In Hushed Tones

The all-electric Dasher looks like a Hinckley, but it doesn't sound like one--because it doesn't make any noise.

Hinckley has often been an early adopter of new technology, using fiberglass before most builders thought it prudent, or a pioneer of its own tech, such as waterjet propulsion and joystick operation. So it’s not a surprise that Hinckley has  developed an all-electric yacht — though at 28 feet, 6 inches long and 8 feet, 7 inches across the beam, it’s a trailerable yacht.

Introduced last fall and set to be available to consumers this year, Dasher is the builder’s latest technological early entry. Powered by twin 80 hp electric motors that are driven by BMW I3 lithium-ion batteries, the boat is quiet and pollution-free. Dual plugs allow Dasher to be connected to two 50-amp charging cables, so it can reach a full charge in less than four hours. And even though it’s the smallest boat in the Hinckley stable, it retains the look of its larger predecessors, and its carbon-epoxy composite hull means it’s light and strong.

Intended as a dayboat, Dasher’s transom is open. An aft console is the base for an aft-facing bench seat and a forward-facing bench that acts as the helm seat. Forward of the helm console is another bench seat, and a U-shaped settee occupies the bow.
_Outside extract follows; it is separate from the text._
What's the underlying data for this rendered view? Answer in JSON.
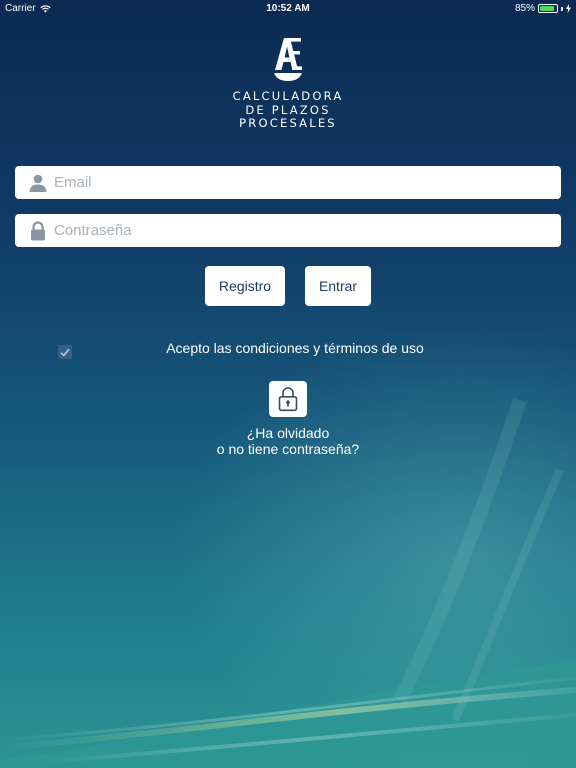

That’s plenty of seating for about a dozen folks on a harbor cruise. A silent harbor cruise, though we can’t control one’s company.

Dasher’s approximate range at a 10 mph cruising speed is 40 miles. That range is cut to 20 to 25 miles at a faster cruise of 18 to 27 mph. Like all Hinckley models, Dasher is a jetboat, so its draft is a mere 23 inches.

Priced just north of $500K, Dasher isn’t going to fit into every boating budget, but even though it’s small, it’s still a Hinckley.